Chronique

Hocus Pocus
Place 54

On and on Records/ Motown France - 2007

Du clavier à 73 touches clôturant le précédent opus à cette 54ème place où s’assoit 20Syl pour entamer son nouveau voyage musical, deux années se sont écoulées. Deux années de scènes et de festivals, durant lesquelles Hocus Pocus n’aura pas eu le temps de chômer : les Nantais sont allés jusqu’à jouer au Japon devant un parterre de fans conquis par cette formation rap atypique, appuyée en live par de vrais zicos. Après avoir brillamment défendu leur premier album, le groupe signe même un deal avec Motown France, de quoi envisager sereinement le passage à l’étape suivante.

Un bon bagage donc pour repartir du bon pied, même si c’est en train que le périple commence. Dans le wagon qui le ramène à Nantes, 20Syl met en route son nouveau bébé en décrivant avec légèreté et insouciance son trajet depuis Paris. Toujours aussi agréable à l’écoute, le mix se veut encore plus soigné qu’avant, de quoi mettre l’accent sur la musicalité et l’orchestration, carte maitresse de la formation. On retrouve donc la même veine artistique qu’auparavant, avec une atmosphère tantôt jazzy, tantôt soul, un esprit résolument positif et des thématiques simples, afin qu’un maximum d’auditeurs puissent s’y retrouver.

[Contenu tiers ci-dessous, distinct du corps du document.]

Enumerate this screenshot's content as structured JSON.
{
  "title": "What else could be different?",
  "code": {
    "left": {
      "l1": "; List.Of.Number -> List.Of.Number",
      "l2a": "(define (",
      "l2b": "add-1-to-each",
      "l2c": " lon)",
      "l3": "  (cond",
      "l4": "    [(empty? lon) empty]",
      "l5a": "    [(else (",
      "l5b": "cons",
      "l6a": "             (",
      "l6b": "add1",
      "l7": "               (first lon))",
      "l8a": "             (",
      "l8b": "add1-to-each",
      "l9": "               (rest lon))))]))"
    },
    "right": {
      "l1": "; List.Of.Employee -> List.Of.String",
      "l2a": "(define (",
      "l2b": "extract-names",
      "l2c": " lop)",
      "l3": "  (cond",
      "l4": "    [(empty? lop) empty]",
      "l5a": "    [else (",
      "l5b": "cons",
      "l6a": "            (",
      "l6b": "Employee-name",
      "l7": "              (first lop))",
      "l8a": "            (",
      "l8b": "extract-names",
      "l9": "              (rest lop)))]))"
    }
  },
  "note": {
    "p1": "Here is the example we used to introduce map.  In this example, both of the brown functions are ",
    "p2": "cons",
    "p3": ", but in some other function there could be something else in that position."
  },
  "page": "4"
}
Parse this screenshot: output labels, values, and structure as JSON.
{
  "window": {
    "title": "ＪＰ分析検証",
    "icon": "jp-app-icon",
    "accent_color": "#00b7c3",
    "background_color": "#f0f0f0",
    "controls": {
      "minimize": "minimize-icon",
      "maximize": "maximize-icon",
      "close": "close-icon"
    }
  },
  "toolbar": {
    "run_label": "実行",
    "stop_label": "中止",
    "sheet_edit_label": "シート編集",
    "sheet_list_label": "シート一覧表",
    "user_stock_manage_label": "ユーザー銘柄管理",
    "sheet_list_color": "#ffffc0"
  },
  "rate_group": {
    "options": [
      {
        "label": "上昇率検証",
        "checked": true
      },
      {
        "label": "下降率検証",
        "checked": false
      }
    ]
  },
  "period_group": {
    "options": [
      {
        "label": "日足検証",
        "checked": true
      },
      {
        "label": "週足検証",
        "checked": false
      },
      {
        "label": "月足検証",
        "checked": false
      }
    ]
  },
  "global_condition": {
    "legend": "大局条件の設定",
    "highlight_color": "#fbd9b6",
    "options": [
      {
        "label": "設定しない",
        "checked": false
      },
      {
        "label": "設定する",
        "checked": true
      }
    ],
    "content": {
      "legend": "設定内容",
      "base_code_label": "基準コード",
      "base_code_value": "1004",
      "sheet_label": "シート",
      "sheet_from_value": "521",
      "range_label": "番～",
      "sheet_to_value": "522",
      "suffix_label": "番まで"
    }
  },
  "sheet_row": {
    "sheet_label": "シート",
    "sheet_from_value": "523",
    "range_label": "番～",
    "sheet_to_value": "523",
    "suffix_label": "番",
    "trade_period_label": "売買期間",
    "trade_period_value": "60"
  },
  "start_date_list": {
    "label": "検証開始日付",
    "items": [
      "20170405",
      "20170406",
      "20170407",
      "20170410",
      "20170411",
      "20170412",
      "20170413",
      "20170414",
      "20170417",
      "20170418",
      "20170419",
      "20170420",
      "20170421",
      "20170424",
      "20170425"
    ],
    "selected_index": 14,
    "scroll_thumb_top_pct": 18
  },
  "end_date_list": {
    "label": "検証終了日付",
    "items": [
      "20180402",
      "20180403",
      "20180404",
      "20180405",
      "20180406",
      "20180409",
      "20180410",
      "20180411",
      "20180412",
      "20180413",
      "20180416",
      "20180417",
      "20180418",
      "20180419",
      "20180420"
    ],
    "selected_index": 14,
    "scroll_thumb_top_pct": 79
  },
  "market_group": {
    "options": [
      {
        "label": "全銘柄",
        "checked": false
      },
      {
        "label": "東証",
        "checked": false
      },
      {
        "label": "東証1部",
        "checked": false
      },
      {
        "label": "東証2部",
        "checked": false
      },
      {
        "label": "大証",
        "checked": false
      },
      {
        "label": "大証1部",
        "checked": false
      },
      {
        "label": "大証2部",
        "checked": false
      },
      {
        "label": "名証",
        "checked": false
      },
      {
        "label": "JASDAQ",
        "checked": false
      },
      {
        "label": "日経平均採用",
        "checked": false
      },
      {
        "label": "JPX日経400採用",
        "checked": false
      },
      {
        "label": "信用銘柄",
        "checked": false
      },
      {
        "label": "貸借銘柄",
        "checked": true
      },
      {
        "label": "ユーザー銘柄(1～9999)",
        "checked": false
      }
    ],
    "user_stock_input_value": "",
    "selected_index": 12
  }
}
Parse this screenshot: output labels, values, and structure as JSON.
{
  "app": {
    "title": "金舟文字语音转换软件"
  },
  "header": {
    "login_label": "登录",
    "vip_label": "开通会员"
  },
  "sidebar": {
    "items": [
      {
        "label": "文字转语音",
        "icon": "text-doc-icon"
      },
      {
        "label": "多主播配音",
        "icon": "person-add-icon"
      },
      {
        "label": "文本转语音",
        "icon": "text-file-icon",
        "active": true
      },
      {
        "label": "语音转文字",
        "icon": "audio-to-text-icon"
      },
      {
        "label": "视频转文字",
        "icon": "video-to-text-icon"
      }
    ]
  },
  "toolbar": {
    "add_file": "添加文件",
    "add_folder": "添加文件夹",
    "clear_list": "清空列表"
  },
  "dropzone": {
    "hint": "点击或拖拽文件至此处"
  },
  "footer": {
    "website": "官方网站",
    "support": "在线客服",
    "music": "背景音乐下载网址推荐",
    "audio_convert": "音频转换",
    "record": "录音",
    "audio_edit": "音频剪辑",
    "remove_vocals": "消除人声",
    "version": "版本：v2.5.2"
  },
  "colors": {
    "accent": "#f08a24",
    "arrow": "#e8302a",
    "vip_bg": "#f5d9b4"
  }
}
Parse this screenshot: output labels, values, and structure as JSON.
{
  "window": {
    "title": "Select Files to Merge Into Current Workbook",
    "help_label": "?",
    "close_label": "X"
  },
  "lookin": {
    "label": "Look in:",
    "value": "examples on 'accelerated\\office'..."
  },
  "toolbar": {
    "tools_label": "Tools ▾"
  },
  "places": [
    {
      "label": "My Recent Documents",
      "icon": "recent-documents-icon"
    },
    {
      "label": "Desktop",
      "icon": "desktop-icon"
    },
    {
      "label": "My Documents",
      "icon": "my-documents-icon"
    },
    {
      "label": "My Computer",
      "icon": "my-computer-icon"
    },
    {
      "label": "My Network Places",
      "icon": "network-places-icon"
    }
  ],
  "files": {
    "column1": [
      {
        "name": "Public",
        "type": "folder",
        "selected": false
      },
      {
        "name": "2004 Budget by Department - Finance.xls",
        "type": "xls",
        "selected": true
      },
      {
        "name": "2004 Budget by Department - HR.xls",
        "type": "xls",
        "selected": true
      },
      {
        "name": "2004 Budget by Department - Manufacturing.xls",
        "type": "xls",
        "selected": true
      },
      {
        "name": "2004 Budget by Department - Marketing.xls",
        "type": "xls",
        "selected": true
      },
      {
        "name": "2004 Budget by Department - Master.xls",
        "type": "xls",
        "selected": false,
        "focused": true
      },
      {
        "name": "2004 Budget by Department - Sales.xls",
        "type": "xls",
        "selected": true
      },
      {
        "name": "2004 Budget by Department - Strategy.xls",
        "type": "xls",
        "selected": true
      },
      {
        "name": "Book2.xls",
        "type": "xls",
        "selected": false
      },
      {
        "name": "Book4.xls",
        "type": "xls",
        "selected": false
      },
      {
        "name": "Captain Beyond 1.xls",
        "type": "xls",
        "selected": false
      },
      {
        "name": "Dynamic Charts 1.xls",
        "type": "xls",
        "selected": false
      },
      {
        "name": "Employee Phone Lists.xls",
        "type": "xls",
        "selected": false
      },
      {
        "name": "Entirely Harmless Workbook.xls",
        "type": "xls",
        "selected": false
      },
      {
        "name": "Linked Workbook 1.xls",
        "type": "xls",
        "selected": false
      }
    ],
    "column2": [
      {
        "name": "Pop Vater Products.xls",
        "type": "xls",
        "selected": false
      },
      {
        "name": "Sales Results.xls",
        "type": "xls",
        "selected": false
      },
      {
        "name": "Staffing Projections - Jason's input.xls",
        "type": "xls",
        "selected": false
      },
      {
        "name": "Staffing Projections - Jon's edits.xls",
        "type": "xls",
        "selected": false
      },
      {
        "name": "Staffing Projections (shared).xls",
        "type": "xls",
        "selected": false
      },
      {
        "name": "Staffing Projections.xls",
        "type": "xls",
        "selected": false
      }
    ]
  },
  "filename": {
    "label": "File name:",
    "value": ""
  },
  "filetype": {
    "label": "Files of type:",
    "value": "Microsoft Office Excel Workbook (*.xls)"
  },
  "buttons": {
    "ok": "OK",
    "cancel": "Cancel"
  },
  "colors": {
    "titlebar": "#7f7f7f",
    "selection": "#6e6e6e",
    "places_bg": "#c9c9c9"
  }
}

Le hic, c’est que de bout en bout si 20Syl reprend exactement la même formule, et ne la fait pas évoluer d’un iota… De ce fait, les défauts du précédent format sont aussi du voyage, et viennent quelque peu gâcher la bonne ambiance régnante. Comme pour « 73 touches », les quelques morceaux revendicatifs ne sont guère emballant, à l’image d’un ‘Quitte à t’aimer’, semblant sorti tout droit d’un album de Manu Chao… Pire, 20Syl n’est pas convaincant du tout dans le costume de l’artiste engagé, et sa vision cynique et moralisatrice du ‘Touriste’ accumule tant de clichés qu’on se retrouve vraiment perplexe face à une telle faute note ; surtout à côté d’autres titres réellement bons.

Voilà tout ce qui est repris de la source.